أَيُّهَا النَّاسُ، مَا إِكْثَارُكُمْ فِي صُدُق النِّسَاءِ وَقَدْ كَانَ رَسُولُ اللَّهِ صَلَّى اللَّهُ عَلَيْهِ وَسَلَّمَ وأصحابه وإنماالصدقات فِيمَا بَيْنَهُمْ أَرْبَعُمِائَةِ دِرْهَمٍ فَمَا دُونَ ذَلِكَ. وَلَوْ كَانَ الْإِكْثَارُ فِي ذَلِكَ تَقْوًى عِنْدَ اللَّهِ أَوْ كَرَامَةً لَمْ تَسْبِقُوهُمْ إِلَيْهَا. فَلا أعرفَنَّ مَا زَادَ رَجُلٌ فِي صَدَاقِ امْرَأَةٍ عَلَى أَرْبَعِمِائَةِ دِرْهَمٍ قَالَ: ثُمَّ نَزَلَ فَاعْتَرَضَتْهُ امْرَأَةٌ مِنْ قُرَيْشٍ فَقَالَتْ يَا أَمِيرَ الْمُؤْمِنِينَ، نَهَيْتَ النَّاسَ أَنْ يَزِيدُوا النِّسَاءَ صَدَاقَهُمْ عَلَى أَرْبَعِمِائَةِ دِرْهَمٍ؟ قَالَ: نَعَمْ. فَقَالَتْ: أَمَا سَمِعْتَ مَا أَنْزَلَ اللَّهُ فِي الْقُرْآنِ؟ قَالَ: وَأَيُّ ذَلِكَ؟ فَقَالَتْ: أَمَا سَمِعْتَ اللَّهَ يَقُولُ: {وَآتَيْتُمْ إِحْدَاهُنَّ قِنْطَارًا [فَلا تَأْخُذُوا مِنْهُ شَيْئًا أَتَأْخُذُونَهُ بُهْتَانًا وَإِثْمًا مُبِينًا] } [النساء: 20] قال: فقال: اللَّهُمَّ غَفْرًا، كُلُّ النَّاسِ أَفْقَهُ مِنْ عُمَرَ. ثُمَّ رَجَعَ فَرَكِبَ الْمِنْبَرَ فَقَالَ: إِنِّي كُنْتُ نَهَيْتُكُمْ أَنْ تَزِيدُوا النِّسَاءَ فِي صَدَاقِهِنَّ عَلَى أَرْبَعِمِائَةِ دِرْهَمٍ، فَمَنْ شَاءَ أَنْ يُعْطِيَ مِنْ مَالِهِ مَا أَحَبَّ.

"Hai manusia, mengapa kalian berbanyak-banyak dalam mengeluarkan maskawin untuk wanita, padahal dahulu Rasulullah shallallahu alaihi wa sallam dan para sahabatnya membayar maskawin mereka di antara sesama mereka hanya empat ratus dirham atau kurang dari itu.
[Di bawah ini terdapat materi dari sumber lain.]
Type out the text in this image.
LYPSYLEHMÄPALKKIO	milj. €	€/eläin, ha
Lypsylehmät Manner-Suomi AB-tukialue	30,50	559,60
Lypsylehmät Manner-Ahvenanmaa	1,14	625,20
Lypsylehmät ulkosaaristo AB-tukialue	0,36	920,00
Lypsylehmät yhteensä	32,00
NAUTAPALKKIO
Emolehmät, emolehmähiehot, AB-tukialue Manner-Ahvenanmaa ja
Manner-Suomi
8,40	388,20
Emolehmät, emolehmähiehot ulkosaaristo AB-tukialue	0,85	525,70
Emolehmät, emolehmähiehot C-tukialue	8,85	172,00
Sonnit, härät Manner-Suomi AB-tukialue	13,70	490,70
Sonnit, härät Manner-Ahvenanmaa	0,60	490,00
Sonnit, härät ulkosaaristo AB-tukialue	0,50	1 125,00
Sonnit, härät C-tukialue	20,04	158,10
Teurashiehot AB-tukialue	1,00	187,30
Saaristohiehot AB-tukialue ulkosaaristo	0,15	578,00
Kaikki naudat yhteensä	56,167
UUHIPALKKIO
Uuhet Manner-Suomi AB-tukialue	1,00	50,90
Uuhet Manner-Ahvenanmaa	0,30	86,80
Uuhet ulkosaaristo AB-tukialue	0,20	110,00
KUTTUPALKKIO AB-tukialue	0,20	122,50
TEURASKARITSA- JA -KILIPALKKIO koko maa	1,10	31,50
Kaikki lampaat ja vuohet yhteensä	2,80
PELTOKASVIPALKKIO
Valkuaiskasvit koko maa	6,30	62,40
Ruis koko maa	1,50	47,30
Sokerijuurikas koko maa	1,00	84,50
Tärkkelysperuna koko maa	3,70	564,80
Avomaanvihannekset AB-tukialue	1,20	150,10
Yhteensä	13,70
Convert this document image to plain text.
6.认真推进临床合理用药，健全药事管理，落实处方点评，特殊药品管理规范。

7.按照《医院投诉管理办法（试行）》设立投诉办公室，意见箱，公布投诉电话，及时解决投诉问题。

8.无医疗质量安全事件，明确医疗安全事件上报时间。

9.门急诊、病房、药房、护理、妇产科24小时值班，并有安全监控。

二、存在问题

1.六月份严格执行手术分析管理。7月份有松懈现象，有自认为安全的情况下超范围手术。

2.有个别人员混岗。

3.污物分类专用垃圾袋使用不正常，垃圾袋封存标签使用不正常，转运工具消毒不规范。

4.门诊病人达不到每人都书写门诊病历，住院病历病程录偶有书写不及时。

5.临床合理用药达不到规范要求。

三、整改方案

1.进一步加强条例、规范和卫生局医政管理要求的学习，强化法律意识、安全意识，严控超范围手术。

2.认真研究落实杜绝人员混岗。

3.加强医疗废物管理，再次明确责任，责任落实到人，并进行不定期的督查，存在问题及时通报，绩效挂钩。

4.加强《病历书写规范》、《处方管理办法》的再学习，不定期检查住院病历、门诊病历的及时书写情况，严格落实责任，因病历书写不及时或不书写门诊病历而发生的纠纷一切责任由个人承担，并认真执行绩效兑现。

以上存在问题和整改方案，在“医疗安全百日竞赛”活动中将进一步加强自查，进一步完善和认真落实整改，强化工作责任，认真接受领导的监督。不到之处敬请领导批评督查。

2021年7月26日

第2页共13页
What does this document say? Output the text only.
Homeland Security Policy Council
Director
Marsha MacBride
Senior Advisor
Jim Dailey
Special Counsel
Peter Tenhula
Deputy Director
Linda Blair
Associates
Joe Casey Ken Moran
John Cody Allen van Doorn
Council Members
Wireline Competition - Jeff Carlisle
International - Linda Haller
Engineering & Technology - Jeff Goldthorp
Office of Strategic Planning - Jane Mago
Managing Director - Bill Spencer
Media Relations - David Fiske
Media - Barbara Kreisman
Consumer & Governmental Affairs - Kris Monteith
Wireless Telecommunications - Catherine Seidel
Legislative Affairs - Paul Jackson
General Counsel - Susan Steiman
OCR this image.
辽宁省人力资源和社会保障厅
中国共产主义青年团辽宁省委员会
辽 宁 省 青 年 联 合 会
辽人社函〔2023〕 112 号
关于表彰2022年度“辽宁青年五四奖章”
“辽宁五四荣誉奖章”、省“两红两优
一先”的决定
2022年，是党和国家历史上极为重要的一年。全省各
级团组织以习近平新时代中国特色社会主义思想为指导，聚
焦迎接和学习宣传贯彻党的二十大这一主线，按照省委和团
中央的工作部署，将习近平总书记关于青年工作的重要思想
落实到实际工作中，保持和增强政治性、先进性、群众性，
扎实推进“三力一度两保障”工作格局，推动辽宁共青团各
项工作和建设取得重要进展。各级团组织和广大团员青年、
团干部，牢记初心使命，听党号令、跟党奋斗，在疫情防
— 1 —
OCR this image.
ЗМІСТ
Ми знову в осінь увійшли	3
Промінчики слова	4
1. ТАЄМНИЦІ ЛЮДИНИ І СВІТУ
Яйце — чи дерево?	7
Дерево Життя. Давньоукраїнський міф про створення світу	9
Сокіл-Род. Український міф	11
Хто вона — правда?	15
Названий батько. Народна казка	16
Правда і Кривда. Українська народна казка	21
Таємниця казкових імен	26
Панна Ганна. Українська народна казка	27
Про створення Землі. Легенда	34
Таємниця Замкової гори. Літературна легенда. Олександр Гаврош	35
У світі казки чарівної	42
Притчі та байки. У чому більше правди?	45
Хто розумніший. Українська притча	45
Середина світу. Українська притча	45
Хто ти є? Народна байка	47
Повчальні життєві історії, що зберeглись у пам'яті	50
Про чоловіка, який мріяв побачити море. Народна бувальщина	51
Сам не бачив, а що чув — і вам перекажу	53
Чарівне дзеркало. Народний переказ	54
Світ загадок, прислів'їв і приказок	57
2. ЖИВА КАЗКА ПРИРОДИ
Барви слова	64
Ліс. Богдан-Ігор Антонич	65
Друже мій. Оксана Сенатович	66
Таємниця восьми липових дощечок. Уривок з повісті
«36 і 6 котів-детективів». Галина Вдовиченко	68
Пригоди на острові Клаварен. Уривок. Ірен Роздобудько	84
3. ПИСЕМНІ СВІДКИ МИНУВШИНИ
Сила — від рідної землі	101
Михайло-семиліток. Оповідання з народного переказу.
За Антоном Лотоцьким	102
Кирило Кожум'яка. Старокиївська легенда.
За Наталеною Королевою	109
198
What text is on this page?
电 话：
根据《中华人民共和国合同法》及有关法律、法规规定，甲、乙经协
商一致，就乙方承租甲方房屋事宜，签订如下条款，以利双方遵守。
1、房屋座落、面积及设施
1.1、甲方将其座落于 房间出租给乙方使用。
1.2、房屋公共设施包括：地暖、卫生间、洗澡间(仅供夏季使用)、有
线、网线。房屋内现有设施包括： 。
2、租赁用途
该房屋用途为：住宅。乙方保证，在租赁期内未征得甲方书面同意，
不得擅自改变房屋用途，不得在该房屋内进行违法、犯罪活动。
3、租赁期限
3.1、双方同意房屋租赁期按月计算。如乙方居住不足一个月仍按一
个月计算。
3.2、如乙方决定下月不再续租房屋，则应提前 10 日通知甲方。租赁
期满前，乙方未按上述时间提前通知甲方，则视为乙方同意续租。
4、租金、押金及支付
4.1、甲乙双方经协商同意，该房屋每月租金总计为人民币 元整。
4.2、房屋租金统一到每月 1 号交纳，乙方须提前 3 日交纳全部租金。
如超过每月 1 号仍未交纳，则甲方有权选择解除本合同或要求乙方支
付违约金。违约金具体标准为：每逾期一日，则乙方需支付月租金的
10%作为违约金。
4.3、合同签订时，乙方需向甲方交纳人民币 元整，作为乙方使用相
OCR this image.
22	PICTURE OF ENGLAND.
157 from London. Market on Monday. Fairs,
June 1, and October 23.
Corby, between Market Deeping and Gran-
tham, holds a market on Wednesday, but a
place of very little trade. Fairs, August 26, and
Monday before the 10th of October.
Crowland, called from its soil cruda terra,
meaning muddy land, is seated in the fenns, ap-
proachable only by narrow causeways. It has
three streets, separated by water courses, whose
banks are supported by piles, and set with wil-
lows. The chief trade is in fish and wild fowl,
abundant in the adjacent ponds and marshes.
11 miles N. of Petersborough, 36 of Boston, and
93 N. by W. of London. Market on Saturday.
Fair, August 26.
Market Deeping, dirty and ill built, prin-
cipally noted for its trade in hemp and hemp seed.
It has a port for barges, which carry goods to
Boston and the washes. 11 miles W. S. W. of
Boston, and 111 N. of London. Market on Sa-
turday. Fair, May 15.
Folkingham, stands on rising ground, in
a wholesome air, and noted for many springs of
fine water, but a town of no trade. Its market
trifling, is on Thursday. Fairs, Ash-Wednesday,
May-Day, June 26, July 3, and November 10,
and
Seandainya memperbanyak maskawin merupakan ketakwaan di sisi Allah atau suatu kemuliaan, niscaya kalian tidak akan dapat mendahului mereka dalam hal ini. Sekarang aku benar-benar akan mempermaklumatkan, hendaknya seorang lelaki jangan membayar maskawin kepada seorang wanita dalam jumlah lebih dari empat ratus dirham." Masruq melanjutkan kisahnya, bahwa setelah itu Khalifah Umar turun dari mimbarnya, tetapi ada seorang wanita dari kalangan Quraisy mencegatnya dan mengatakan kepadanya, "Wahai Amirul Mu’minin, engkau melarang orang-orang melebihi empat ratus dirham dalam maskawin mereka?" Khalifah Umar menjawab, "Ya." Wanita itu berkata.”Tidakkah engkau mendengar apa yang telah diturunkan oleh Allah dalam Al-Qur'an?" Khalifah Umar bertanya, "Ayat manakah yang engkau maksudkan?" Wanita itu menjawab, "Tidakkah engkau pernah mendengar bahwa Allah Ta'ala telah berfirman: 'sedangkan kalian telah memberikan kepada seseorang di antara mereka harta yang banyak' (An-Nisa: 20), hingga akhir ayat." Maka Khalifah Umar berkata.”Ya Allah, ampunilah aku sesungguhnya orang ini lebih pandai daripada Umar." Kemudian Khalifah Umar kembali menaiki mimbar, dan berkata.”Hai manusia sekalian. sesungguhnya aku telah melarang kalian melebihi empat ratus dirham dalam membayar maskawin wanita. Sekarang barang siapa yang ingin memberi mahar dari hartanya menurut apa yang disukainya, ia boleh melakukannya." (HR. Imam Ahmad). (Tafsir Ibnu Katsir).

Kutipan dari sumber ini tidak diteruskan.